Manuscript 3 “Clinical trial evidence supporting US FDA approval of novel cancer therapies between 2000 and 2016”: Using the data collected in the CEIT-Cancer project, we analyzed the 127 clinical trials that supported FDA approval of 92 novel drugs for the treatment of 100 cancer indications. The median number of enrolled patients was 193 (interquartile range [IQR]: 106, 448). Fifty-one percent (51%) were randomized controlled, and 75% were open-label. The hazard ratio (HR) for the pooled average treatment effect on overall survival was 0.77 (95% confidence interval [CI]: 0.73, 0.81; I-squared [I2] = 47%), and HR = 0.52 (95% CI: 0.47, 0.57; I2 = 88%) for progression-free survival. The odds ratio for objective tumor response was 3.58 (95% CI: 2.77, 4.62; I2 = 87%). The median absolute survival gain was 2.40 months (IQR: 1.25, 3.89). These findings indicate that novel cancer treatments are supported by trials with design features that have the potential to threaten the validity of the findings and that the overall absolute survival difference is small.

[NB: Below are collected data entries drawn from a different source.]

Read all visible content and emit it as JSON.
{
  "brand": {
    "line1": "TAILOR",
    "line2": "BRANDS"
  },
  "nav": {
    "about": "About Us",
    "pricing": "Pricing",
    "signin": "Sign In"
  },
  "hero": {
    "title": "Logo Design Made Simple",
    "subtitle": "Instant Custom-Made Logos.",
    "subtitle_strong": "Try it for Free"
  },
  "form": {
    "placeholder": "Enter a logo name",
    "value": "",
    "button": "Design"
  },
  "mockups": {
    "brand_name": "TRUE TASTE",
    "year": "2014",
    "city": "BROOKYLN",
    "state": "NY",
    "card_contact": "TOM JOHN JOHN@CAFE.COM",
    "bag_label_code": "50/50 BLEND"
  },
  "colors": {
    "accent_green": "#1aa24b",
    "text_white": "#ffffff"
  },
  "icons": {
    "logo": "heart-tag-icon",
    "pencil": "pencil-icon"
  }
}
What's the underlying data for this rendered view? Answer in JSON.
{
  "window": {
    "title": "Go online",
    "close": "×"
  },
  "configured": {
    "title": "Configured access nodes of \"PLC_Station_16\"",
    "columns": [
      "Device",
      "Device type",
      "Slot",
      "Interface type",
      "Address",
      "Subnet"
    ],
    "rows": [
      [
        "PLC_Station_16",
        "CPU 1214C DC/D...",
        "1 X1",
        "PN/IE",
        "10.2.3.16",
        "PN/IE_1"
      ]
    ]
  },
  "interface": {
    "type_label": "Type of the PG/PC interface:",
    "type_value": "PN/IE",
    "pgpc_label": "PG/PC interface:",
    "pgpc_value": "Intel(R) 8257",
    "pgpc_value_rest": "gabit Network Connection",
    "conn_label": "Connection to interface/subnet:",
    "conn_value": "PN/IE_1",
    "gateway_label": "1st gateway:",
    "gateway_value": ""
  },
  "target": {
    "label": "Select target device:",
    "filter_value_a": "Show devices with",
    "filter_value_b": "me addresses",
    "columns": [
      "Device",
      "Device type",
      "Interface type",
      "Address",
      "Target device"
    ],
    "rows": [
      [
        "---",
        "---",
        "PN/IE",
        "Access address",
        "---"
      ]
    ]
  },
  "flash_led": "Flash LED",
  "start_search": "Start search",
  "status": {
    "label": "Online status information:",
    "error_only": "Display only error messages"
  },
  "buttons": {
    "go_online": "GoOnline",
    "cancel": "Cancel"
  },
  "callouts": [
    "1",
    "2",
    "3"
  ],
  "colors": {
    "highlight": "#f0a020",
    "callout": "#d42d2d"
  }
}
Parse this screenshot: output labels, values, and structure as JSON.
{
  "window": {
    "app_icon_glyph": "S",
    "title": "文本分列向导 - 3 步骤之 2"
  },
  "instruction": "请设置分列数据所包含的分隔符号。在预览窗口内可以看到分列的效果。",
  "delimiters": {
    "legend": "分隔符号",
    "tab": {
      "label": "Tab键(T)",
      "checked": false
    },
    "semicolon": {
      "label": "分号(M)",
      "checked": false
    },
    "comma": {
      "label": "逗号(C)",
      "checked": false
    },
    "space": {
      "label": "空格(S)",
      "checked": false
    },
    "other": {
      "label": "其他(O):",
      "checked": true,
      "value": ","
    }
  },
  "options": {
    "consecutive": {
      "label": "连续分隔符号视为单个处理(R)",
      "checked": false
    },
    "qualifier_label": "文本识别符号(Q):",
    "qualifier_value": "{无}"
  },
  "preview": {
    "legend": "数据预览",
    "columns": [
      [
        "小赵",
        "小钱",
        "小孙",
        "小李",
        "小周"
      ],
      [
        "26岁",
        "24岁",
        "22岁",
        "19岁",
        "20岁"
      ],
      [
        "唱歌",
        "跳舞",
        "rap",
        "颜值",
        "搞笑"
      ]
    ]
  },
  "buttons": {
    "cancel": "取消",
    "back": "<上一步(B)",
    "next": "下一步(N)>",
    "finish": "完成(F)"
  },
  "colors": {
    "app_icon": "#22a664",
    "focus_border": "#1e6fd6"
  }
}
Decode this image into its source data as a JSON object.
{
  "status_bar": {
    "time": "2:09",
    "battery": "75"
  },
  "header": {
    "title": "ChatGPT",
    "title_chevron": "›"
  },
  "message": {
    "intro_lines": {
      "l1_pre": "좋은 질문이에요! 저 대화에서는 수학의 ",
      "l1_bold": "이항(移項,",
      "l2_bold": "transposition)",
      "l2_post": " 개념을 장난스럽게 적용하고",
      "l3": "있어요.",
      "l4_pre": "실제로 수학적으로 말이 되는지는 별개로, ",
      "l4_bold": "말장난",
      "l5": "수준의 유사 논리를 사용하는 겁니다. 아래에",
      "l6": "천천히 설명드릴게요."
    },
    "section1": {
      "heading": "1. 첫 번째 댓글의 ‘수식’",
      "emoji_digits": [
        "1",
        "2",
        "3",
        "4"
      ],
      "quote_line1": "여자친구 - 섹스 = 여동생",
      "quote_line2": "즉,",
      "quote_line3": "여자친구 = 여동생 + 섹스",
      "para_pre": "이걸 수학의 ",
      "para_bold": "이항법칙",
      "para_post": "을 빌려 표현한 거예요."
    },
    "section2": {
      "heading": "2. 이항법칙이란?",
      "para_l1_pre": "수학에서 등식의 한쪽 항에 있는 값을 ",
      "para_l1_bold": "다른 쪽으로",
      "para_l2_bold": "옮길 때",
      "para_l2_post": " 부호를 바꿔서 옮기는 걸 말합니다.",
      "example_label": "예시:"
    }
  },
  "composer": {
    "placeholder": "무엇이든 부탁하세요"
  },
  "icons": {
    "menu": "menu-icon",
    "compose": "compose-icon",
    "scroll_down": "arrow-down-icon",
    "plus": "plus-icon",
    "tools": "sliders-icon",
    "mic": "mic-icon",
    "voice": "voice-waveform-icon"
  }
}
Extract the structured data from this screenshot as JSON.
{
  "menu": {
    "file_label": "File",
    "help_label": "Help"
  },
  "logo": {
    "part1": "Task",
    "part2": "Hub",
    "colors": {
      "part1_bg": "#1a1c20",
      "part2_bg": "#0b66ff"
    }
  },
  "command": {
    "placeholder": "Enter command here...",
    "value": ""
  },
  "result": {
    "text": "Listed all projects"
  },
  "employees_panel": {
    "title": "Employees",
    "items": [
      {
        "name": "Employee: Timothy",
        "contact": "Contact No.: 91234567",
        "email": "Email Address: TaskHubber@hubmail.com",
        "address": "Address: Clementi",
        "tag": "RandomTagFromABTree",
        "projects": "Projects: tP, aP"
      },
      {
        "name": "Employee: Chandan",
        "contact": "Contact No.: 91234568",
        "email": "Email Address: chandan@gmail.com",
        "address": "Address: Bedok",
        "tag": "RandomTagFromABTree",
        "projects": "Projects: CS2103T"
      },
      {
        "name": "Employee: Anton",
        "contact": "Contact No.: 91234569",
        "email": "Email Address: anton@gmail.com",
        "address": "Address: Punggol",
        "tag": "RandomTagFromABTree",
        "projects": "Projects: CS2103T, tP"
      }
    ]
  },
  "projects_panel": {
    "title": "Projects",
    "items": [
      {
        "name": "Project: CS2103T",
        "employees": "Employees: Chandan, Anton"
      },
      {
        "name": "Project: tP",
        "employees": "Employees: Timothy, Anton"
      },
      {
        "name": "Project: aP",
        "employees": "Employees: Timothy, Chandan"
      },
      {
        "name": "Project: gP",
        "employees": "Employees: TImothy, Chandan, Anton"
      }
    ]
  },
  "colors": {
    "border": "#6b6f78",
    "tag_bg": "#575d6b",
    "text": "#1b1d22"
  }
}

Manuscript 4 “Corroborating characteristics of single pivotal trial evidence supporting FDA approval of novel cancer therapies”: For experimental new drugs intended to treat serious conditions, the FDA may grant marketing approvals based on evidence from a single trial alone (instead of two or more) if certain trial characteristics are met. The presence of one or more of these trial characteristics defined by the FDA may increase the FDA’s confidence in the validity of a single clinical trial and may therefore provide corroborating evidence of efficacy. Our results show that 36 out of 100 approvals of novel cancer treatments were based on evidence from a single trial alone. Sixty-four percent (64%) were large and multicentric trials; 64% had consistent effects across different subgroups; 42% had consistent effects across endpoints; and 33% had very low p-values for the primary endpoint. Overall, 92% of clinical trials that supported FDA approval alone fulfilled at least one of the corroborating characteristics. Whether the presence of one or more of these corroborating characteristics indeed provides a safeguard against threats to the validity of trials remains to be answered.
The background information provided in the manuscripts and this thesis improve the understanding of the regulatory considerations that are made to bring novel cancer treatments to market. The results of the analyses provide insight into the characteristics of the clinical trial evidence and the number of clinical trials that supported drug approval in the fields of oncology and malignant hematology.